夏夜蝉鸣渐弱时,墨香会从宣纸的褶皱里渗出来。我总爱在竹帘半卷的窗边临帖,砚台里沉淀的松烟墨泛着幽光,像被岁月浸透的琥珀。父亲在藤椅里摇着蒲扇,扇面竹骨上斑驳的刻痕是三十年前我学步时留下的印记,此刻正随着他的呼吸轻轻颤动。
暮色像浸了水的宣纸,自东天泛起青灰的涟漪。檐角铜铃在晚风里轻吟,惊醒了趴在窗台的狸花猫。它竖起耳朵望向巷口,那里有卖麦芽糖的老伯推着木轮车经过,车辙碾过青石板的声响惊起几只流萤,银粉似的翅膀掠过我的砚台,在《兰亭序》的"永和九年"处投下转瞬即逝的阴影。父亲忽然开口:"你瞧这墨色,浓淡干湿全凭手腕的力道。"他枯瘦的手指划过砚台边缘,那些被时光磨平的棱角里,还嵌着当年我打翻墨瓶时溅上的朱砂。
子夜雨打芭蕉的声响最是清越。我常在此时搁下笔,看雨珠顺着瓦当的沟壑跌落,在青砖地上敲出细碎的清商。巷尾豆腐坊的油灯次第亮起,豆渣的香气混着雨气漫过窗棂。父亲说这叫"夜雨剪春韭",却总把"韭"字写成"韭"字,让我在《说文解字》里翻找半宿。他总爱用烟斗在桌面上画字,火星明灭间,"岁月"二字被烙得如同焦尾琴的断纹。

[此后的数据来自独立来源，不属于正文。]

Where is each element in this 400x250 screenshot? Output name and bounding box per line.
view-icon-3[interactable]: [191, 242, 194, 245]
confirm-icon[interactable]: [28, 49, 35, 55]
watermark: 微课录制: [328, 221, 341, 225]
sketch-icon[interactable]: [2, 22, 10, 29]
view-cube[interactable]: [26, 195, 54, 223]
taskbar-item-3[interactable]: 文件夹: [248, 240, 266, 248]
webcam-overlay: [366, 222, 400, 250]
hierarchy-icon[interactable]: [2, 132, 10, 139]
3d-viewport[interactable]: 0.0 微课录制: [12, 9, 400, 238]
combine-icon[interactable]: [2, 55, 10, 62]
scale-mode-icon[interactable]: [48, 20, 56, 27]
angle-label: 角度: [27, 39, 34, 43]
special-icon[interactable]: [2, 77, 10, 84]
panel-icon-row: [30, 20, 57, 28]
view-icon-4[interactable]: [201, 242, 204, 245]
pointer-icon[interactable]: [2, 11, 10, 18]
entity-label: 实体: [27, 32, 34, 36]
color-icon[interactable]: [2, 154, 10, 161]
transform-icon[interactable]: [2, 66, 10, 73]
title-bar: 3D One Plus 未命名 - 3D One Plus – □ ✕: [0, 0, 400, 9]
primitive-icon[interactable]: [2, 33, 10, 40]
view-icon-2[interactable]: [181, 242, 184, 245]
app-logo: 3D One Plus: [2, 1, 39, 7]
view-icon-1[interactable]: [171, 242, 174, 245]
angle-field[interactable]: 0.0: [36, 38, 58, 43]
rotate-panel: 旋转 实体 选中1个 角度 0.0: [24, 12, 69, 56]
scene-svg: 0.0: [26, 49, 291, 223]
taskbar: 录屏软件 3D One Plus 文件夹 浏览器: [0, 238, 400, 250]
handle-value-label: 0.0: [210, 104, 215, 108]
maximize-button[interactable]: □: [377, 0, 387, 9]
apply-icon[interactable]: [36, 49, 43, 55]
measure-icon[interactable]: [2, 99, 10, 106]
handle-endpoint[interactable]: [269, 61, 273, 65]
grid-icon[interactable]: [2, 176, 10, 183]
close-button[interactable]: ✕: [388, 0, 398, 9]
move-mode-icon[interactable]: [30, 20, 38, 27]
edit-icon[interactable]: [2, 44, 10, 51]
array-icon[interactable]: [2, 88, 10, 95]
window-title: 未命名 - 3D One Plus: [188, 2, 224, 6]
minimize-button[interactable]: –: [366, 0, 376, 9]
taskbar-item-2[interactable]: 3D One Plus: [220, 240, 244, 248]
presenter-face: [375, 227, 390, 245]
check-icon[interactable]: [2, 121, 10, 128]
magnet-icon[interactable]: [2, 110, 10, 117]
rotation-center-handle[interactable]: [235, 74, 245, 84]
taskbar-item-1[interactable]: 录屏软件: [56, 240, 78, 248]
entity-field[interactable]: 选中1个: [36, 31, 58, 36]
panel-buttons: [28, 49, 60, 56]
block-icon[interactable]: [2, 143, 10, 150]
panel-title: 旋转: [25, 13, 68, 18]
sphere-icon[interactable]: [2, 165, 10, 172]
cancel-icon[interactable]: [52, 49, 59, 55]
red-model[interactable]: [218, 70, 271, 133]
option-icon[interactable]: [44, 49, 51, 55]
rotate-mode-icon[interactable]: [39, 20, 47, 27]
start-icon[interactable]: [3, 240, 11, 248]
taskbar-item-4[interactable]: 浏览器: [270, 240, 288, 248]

霜降后的第一场雪来得猝不及防。我伏案疾书时,忽然听见瓦片轻响,抬头只见父亲正踮脚清扫檐溜。他的白发沾了雪粒,在月光下泛着冷冽的银光。我忽然想起二十年前那个雪夜,也是这样仰头望着他清除冰锥,那时的他还能轻松跃上房梁。如今他扶着竹梯的双手微微发抖,却仍固执地要自己处理积雪。我放下笔走过去,接过他手中的竹帚,看雪片在我们交叠的指缝间簌簌坠落。
腊月里抄录《赤壁赋》至"寄蜉蝣于天地"句时,窗外传来唢呐声。父亲说这是隔壁王奶奶的忌日,纸钱在寒风中打着旋儿,像极了那年我折的纸船。他忽然指着天际:"看见那颗最亮的星没有?那是你出生那夜,我许愿时指的北斗。"我仰头望去,发现星斗的位置竟与记忆中分毫不差。父亲从怀里掏出个蓝布包,里面裹着半块发硬的桂花糕——三十年前他哄我入睡时塞进我嘴里的,此刻糖霜已经与皱纹融为一体。

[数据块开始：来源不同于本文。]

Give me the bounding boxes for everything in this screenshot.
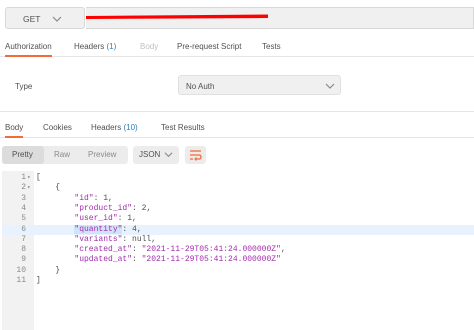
code-text: [ xyxy=(36,173,41,182)
method-select[interactable]: GET xyxy=(5,7,85,29)
line-number: 9 xyxy=(21,255,26,265)
wrap-lines-button[interactable] xyxy=(185,146,206,164)
tab-label: Cookies xyxy=(43,123,72,132)
preview-button[interactable]: Preview xyxy=(88,150,116,159)
method-label: GET xyxy=(23,14,41,24)
line-number: 2 xyxy=(21,183,26,193)
code-text: "updated_at": "2021-11-29T05:41:24.00000… xyxy=(74,255,281,265)
request-tabs: Authorization Headers (1) Body Pre-reque… xyxy=(0,37,474,57)
language-select[interactable]: JSON xyxy=(133,146,179,164)
code-line: 1 ▾ [ xyxy=(2,173,474,183)
code-text: { xyxy=(36,183,61,193)
chevron-down-icon xyxy=(325,83,335,89)
url-redaction-mark xyxy=(86,14,268,19)
line-number: 7 xyxy=(21,234,26,244)
tab-count: (1) xyxy=(106,42,117,51)
pretty-label: Pretty xyxy=(12,150,33,159)
json-key: "user_id" xyxy=(74,214,118,224)
json-value: 1 xyxy=(127,214,133,224)
tab-authorization[interactable]: Authorization xyxy=(5,42,52,57)
tab-label: Pre-request Script xyxy=(177,42,242,51)
json-key: "product_id" xyxy=(74,203,133,213)
auth-type-value: No Auth xyxy=(186,82,215,91)
line-number: 11 xyxy=(16,276,26,285)
code-line: 9 "updated_at": "2021-11-29T05:41:24.000… xyxy=(2,255,474,265)
tab-tests[interactable]: Tests xyxy=(262,42,281,51)
wrap-lines-icon xyxy=(190,150,202,161)
raw-button[interactable]: Raw xyxy=(54,150,70,159)
fold-toggle-icon[interactable]: ▾ xyxy=(27,183,31,193)
code-text: "id": 1, xyxy=(74,193,113,203)
line-number: 8 xyxy=(21,245,26,255)
line-number: 4 xyxy=(21,203,26,213)
code-line: 8 "created_at": "2021-11-29T05:41:24.000… xyxy=(2,245,474,255)
code-text: "quantity": 4, xyxy=(74,224,142,234)
tab-headers[interactable]: Headers (1) xyxy=(74,42,116,51)
code-line: 2 ▾ { xyxy=(2,183,474,193)
request-bar: GET xyxy=(0,0,474,36)
json-key: "variants" xyxy=(74,234,123,244)
auth-type-select[interactable]: No Auth xyxy=(178,75,341,95)
section-divider xyxy=(0,111,474,112)
json-value: "2021-11-29T05:41:24.000000Z" xyxy=(141,245,281,255)
code-line: 7 "variants": null, xyxy=(2,235,474,245)
json-value: null xyxy=(132,234,152,244)
code-text: "product_id": 2, xyxy=(74,203,152,213)
code-line: 3 "id": 1, xyxy=(2,194,474,204)
response-tabs: Body Cookies Headers (10) Test Results xyxy=(0,118,474,138)
format-toggle-group: Pretty Raw Preview xyxy=(2,146,128,164)
tab-body[interactable]: Body xyxy=(140,42,158,51)
code-text: ] xyxy=(36,276,41,285)
json-key: "updated_at" xyxy=(74,255,133,265)
json-key: "id" xyxy=(74,193,94,203)
tab-response-headers[interactable]: Headers (10) xyxy=(91,123,138,132)
code-text: "user_id": 1, xyxy=(74,214,137,224)
code-line: 10 } xyxy=(2,266,474,276)
line-number: 10 xyxy=(16,265,26,275)
json-value: 1 xyxy=(103,193,109,203)
tab-label: Body xyxy=(140,42,159,51)
tab-test-results[interactable]: Test Results xyxy=(161,123,205,132)
tab-label: Tests xyxy=(262,42,281,51)
json-value: 4 xyxy=(132,224,137,234)
auth-type-label: Type xyxy=(15,82,33,91)
json-key: "created_at" xyxy=(74,245,133,255)
tab-count: (10) xyxy=(123,123,138,132)
line-number: 5 xyxy=(21,214,26,224)
response-body-editor[interactable]: 1 ▾[2 ▾ {3 "id": 1, 4 "product_id": 2, 5 "us… xyxy=(2,171,474,330)
code-line: 6 "quantity": 4, xyxy=(2,224,474,235)
tab-label: Headers xyxy=(74,42,105,51)
tab-label: Authorization xyxy=(5,42,52,51)
json-key: "quantity" xyxy=(74,224,123,234)
line-number: 1 xyxy=(21,173,26,182)
language-value: JSON xyxy=(139,150,161,159)
fold-toggle-icon[interactable]: ▾ xyxy=(27,173,31,183)
tab-label: Headers xyxy=(91,123,122,132)
pretty-button[interactable]: Pretty xyxy=(2,146,44,164)
tab-label: Test Results xyxy=(161,123,205,132)
line-number: 3 xyxy=(21,193,26,203)
json-value: 2 xyxy=(141,203,147,213)
code-line: 5 "user_id": 1, xyxy=(2,214,474,224)
tab-cookies[interactable]: Cookies xyxy=(43,123,72,132)
tab-label: Body xyxy=(5,123,24,132)
code-text: "created_at": "2021-11-29T05:41:24.00000… xyxy=(74,245,286,255)
chevron-down-icon xyxy=(52,16,62,22)
code-text: } xyxy=(36,265,61,275)
code-text: "variants": null, xyxy=(74,234,157,244)
tab-pre-request-script[interactable]: Pre-request Script xyxy=(177,42,241,51)
chevron-down-icon xyxy=(164,152,173,158)
code-line: 11] xyxy=(2,276,474,286)
code-line: 4 "product_id": 2, xyxy=(2,204,474,214)
json-value: "2021-11-29T05:41:24.000000Z" xyxy=(141,255,281,265)
line-number: 6 xyxy=(21,224,26,234)
tab-response-body[interactable]: Body xyxy=(5,123,24,138)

春分时节,父亲开始教我调墨。他说好的墨要"九分浓,一分清",就像人生该有九分执著,留一分余韵。我照着古法在砚池里研磨,松烟与胶香在月光下交织成茧。父亲用烟斗在砚台边沿刻下"不废江河万古流",墨迹未干就被夜露洇开,像极了我们父子间欲言又止的牵挂。他总说墨色最见人心,浓淡之间藏着多少未竟的故事,又沉淀着多少欲说还休的往事。

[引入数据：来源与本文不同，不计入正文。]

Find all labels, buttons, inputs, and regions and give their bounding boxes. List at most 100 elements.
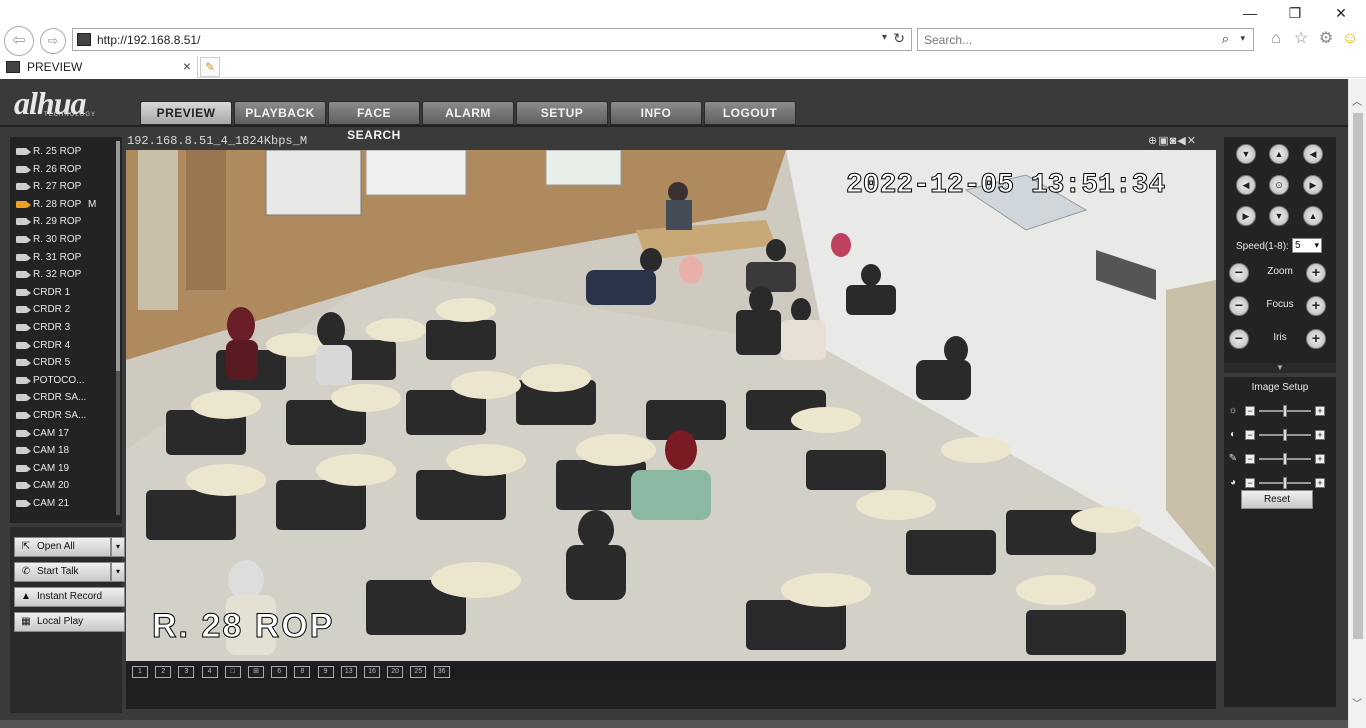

如今我常在夜深人静时翻开旧砚,看那些被时光浸润的痕迹。父亲留下的刻痕早已与木纹融为一体,就像我们共同走过的岁月,最终都成了砚台里沉淀的墨。每当笔锋触及纸面,总能听见竹帘外春蚕食叶的细响,那是岁月最温柔的絮语。墨香在宣纸上晕染开去,恍惚间又见父亲在藤椅里摇着蒲扇,扇面竹骨上的刻痕在月光下轻轻颤动。